To determine the impact of changing the confidence level on the estimate for the mean pounds of garbage put out by each customer in the city, we need to calculate the confidence intervals for both the 99% and 90% confidence levels.

First, let's define the terms:

- Confidence level: It represents the level of certainty we have in the estimate. It is expressed as a percentage. In this case, we have two confidence levels, 99% and 90%.
- Confidence interval: It is the range of values within which the true population mean is expected to fall.
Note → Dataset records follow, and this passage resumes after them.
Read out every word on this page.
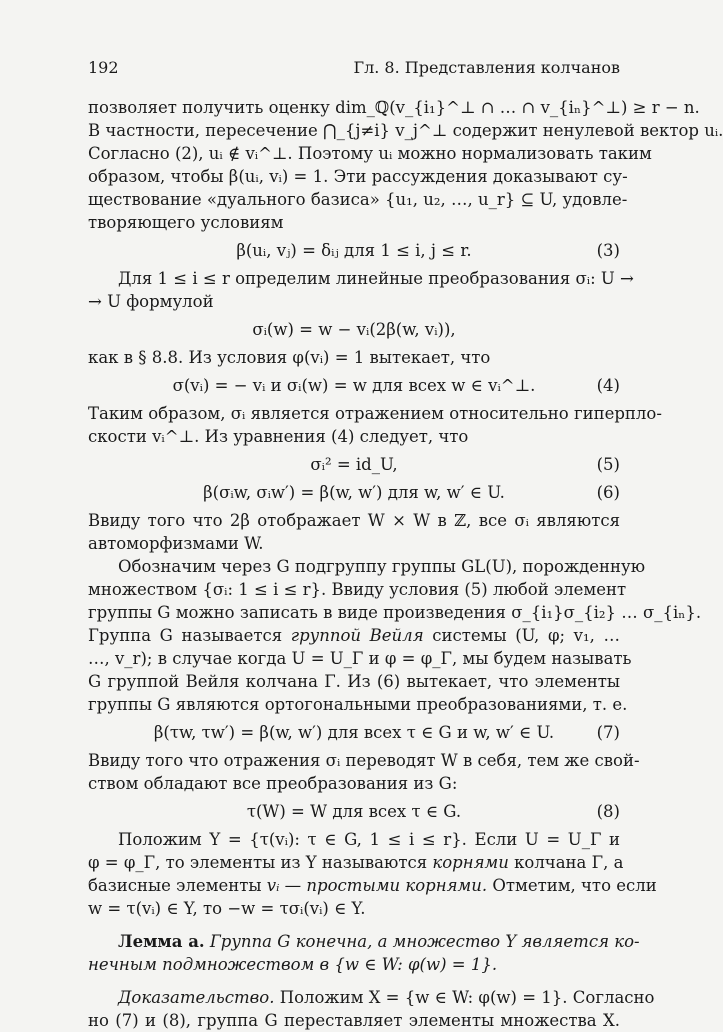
192	Гл. 8. Представления колчанов
позволяет получить оценку dim_ℚ(v_{i₁}^⊥ ∩ … ∩ v_{iₙ}^⊥) ≥ r − n.
В частности, пересечение ⋂_{j≠i} v_j^⊥ содержит ненулевой вектор uᵢ.
Согласно (2), uᵢ ∉ vᵢ^⊥. Поэтому uᵢ можно нормализовать таким
образом, чтобы β(uᵢ, vᵢ) = 1. Эти рассуждения доказывают су-
ществование «дуального базиса» {u₁, u₂, …, u_r} ⊆ U, удовле-
творяющего условиям
β(uᵢ, vⱼ) = δᵢⱼ для 1 ≤ i, j ≤ r.	(3)
Для 1 ≤ i ≤ r определим линейные преобразования σᵢ: U →
→ U формулой
σᵢ(w) = w − vᵢ(2β(w, vᵢ)),
как в § 8.8. Из условия φ(vᵢ) = 1 вытекает, что
σ(vᵢ) = − vᵢ и σᵢ(w) = w для всех w ∈ vᵢ^⊥.	(4)
Таким образом, σᵢ является отражением относительно гиперпло-
скости vᵢ^⊥. Из уравнения (4) следует, что
σᵢ² = id_U,	(5)
β(σᵢw, σᵢw′) = β(w, w′) для w, w′ ∈ U.	(6)
Ввиду того что 2β отображает W × W в ℤ, все σᵢ являются
автоморфизмами W.
Обозначим через G подгруппу группы GL(U), порожденную
множеством {σᵢ: 1 ≤ i ≤ r}. Ввиду условия (5) любой элемент
группы G можно записать в виде произведения σ_{i₁}σ_{i₂} … σ_{iₙ}.
Группа G называется группой Вейля системы (U, φ; v₁, …
…, v_r); в случае когда U = U_Γ и φ = φ_Γ, мы будем называть
G группой Вейля колчана Γ. Из (6) вытекает, что элементы
группы G являются ортогональными преобразованиями, т. е.
β(τw, τw′) = β(w, w′) для всех τ ∈ G и w, w′ ∈ U.	(7)
Ввиду того что отражения σᵢ переводят W в себя, тем же свой-
ством обладают все преобразования из G:
τ(W) = W для всех τ ∈ G.	(8)
Положим Y = {τ(vᵢ): τ ∈ G, 1 ≤ i ≤ r}. Если U = U_Γ и
φ = φ_Γ, то элементы из Y называются корнями колчана Γ, а
базисные элементы vᵢ — простыми корнями. Отметим, что если
w = τ(vᵢ) ∈ Y, то −w = τσᵢ(vᵢ) ∈ Y.
Лемма а. Группа G конечна, а множество Y является ко-
нечным подмножеством в {w ∈ W: φ(w) = 1}.
Доказательство. Положим X = {w ∈ W: φ(w) = 1}. Согласно
но (7) и (8), группа G переставляет элементы множества X.
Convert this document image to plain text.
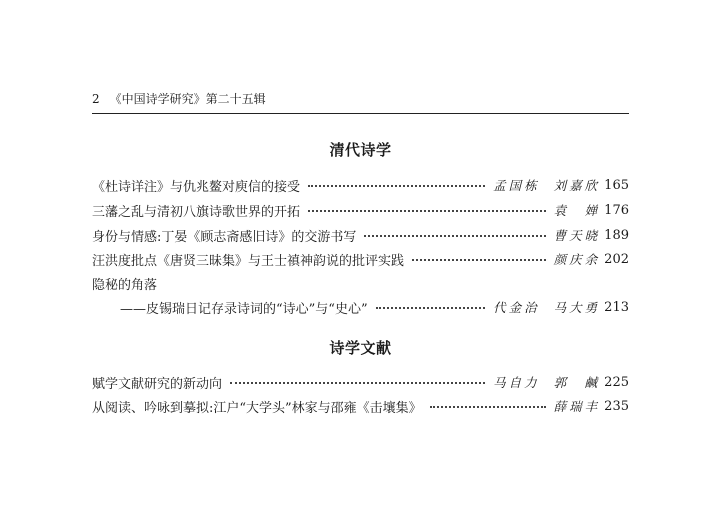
2 《中国诗学研究》第二十五辑
清代诗学
《杜诗详注》与仇兆鳌对庾信的接受	孟国栋 刘嘉欣 165
三藩之乱与清初八旗诗歌世界的开拓	袁　婵 176
身份与情感:丁晏《顾志斋感旧诗》的交游书写	曹天晓 189
汪洪度批点《唐贤三昧集》与王士禛神韵说的批评实践	颜庆余 202
隐秘的角落
——皮锡瑞日记存录诗词的“诗心”与“史心”	代金治 马大勇 213
诗学文献
赋学文献研究的新动向	马自力 郭　鹹 225
从阅读、吟咏到摹拟:江户“大学头”林家与邵雍《击壤集》	薛瑞丰 235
It is calculated using the sample mean, sample size, and the confidence level.

Now, let's calculate the confidence intervals:

1. For the 99% confidence interval:
The formula to calculate the confidence interval for a known population standard deviation is:

Confidence Interval = Sample Mean ± (Z * (Population Standard Deviation / √Sample Size))
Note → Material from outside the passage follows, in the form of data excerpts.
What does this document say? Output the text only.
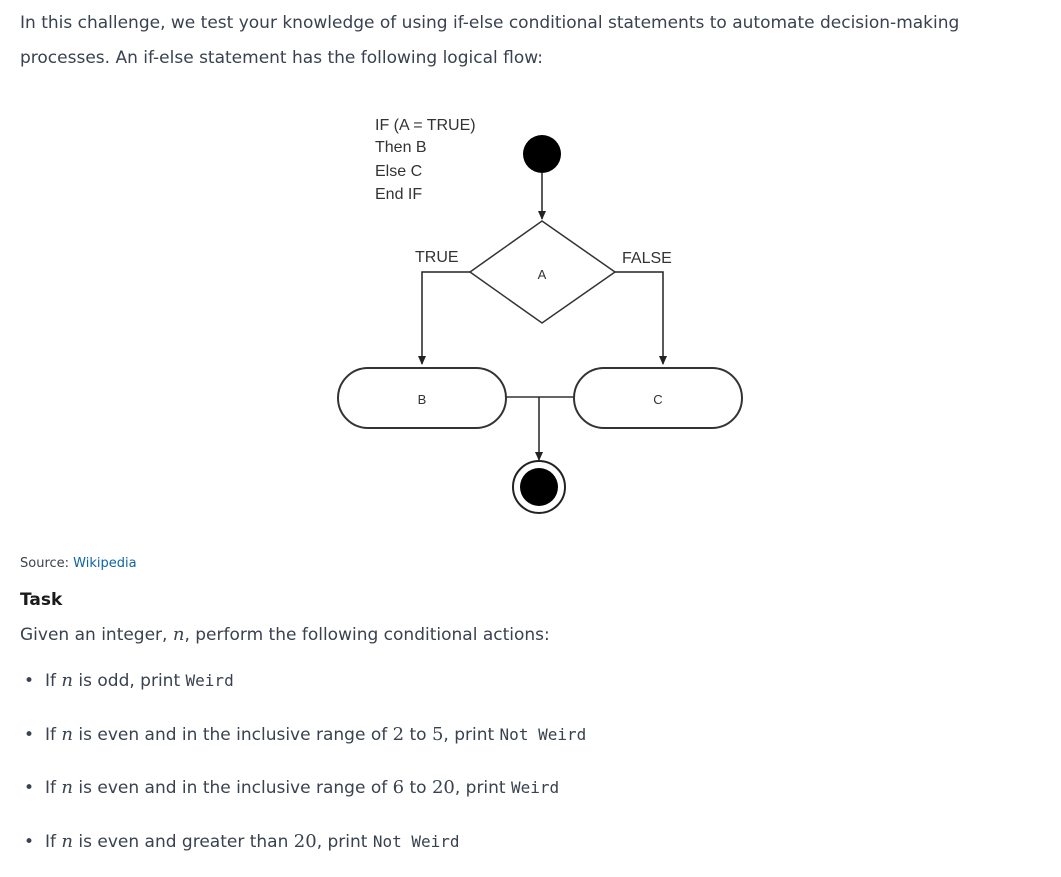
In this challenge, we test your knowledge of using if-else conditional statements to automate decision-making processes. An if-else statement has the following logical flow:

IF (A = TRUE)
Then B
Else C
End IF
A
TRUE	FALSE
B	C
Source: Wikipedia
Task

Given an integer, n, perform the following conditional actions:

• If n is odd, print Weird

• If n is even and in the inclusive range of 2 to 5, print Not Weird

• If n is even and in the inclusive range of 6 to 20, print Weird

• If n is even and greater than 20, print Not Weird
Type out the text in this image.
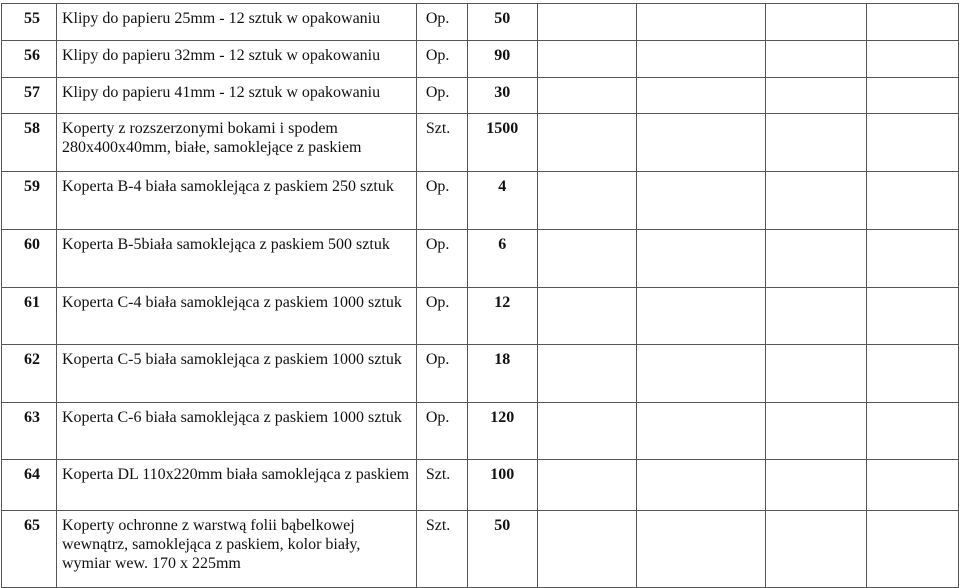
55	Klipy do papieru 25mm - 12 sztuk w opakowaniu	Op.	50				
56	Klipy do papieru 32mm - 12 sztuk w opakowaniu	Op.	90				
57	Klipy do papieru 41mm - 12 sztuk w opakowaniu	Op.	30				
58	Koperty z rozszerzonymi bokami i spodem 280x400x40mm, białe, samoklejące z paskiem	Szt.	1500				
59	Koperta B-4 biała samoklejąca z paskiem 250 sztuk	Op.	4				
60	Koperta B-5biała samoklejąca z paskiem 500 sztuk	Op.	6				
61	Koperta C-4 biała samoklejąca z paskiem 1000 sztuk	Op.	12				
62	Koperta C-5 biała samoklejąca z paskiem 1000 sztuk	Op.	18				
63	Koperta C-6 biała samoklejąca z paskiem 1000 sztuk	Op.	120				
64	Koperta DL 110x220mm biała samoklejąca z paskiem	Szt.	100				
65	Koperty ochronne z warstwą folii bąbelkowej wewnątrz, samoklejąca z paskiem, kolor biały, wymiar wew. 170 x 225mm	Szt.	50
For a 99% confidence level, the corresponding Z-value is obtained from the standard normal distribution table. The Z-value for a 99% confidence level is approximately 2.576.

Plugging in the values:
Sample Mean = 40.78
Population Standard Deviation = 12.6
Sample Size = 100
Z = 2.576

Confidence Interval = 40.78 ± (2.576 * (12.6 / √100))

Simplifying the equation:
Confidence Interval = 40.78 ± (2.576 * 1.26)

Now, we can calculate the upper and lower bounds of the 99% confidence interval:
Lower bound = 40.78 - (2.576 * 1.26)
Upper bound = 40.78 + (2.576 * 1.26)

2. For the 90% confidence interval:
The process is similar to the 99% confidence interval, but this time we need to find the Z-value for a 90% confidence level. The Z-value for a 90% confidence level is approximately 1.645.

Using the same formulas as before, with a Z-value of 1.645:
Confidence Interval = 40.78 ± (1.645 * (12.6 / √100))

Calculating the upper and lower bounds of the 90% confidence interval will give us the range within which we expect the true population mean to fall.

Now, let's analyze the impact of changing the confidence level:

The main difference between the 99% and 90% confidence intervals lies in the Z-values used to calculate them. A higher confidence level requires a larger Z-value, resulting in a wider confidence interval. In other words, increasing the confidence level increases the margin of error around the estimated mean.

So, changing the confidence level from 99% to 90% would result in a narrower confidence interval, meaning a smaller range of potential values for the true population mean. However, this also means the estimate is less precise and has a higher probability of missing the true population mean.

Therefore, when comparing the two confidence levels, the 99% confidence interval will have a wider range but a higher level of certainty, while the 90% confidence interval will have a narrower range but a lower level of certainty.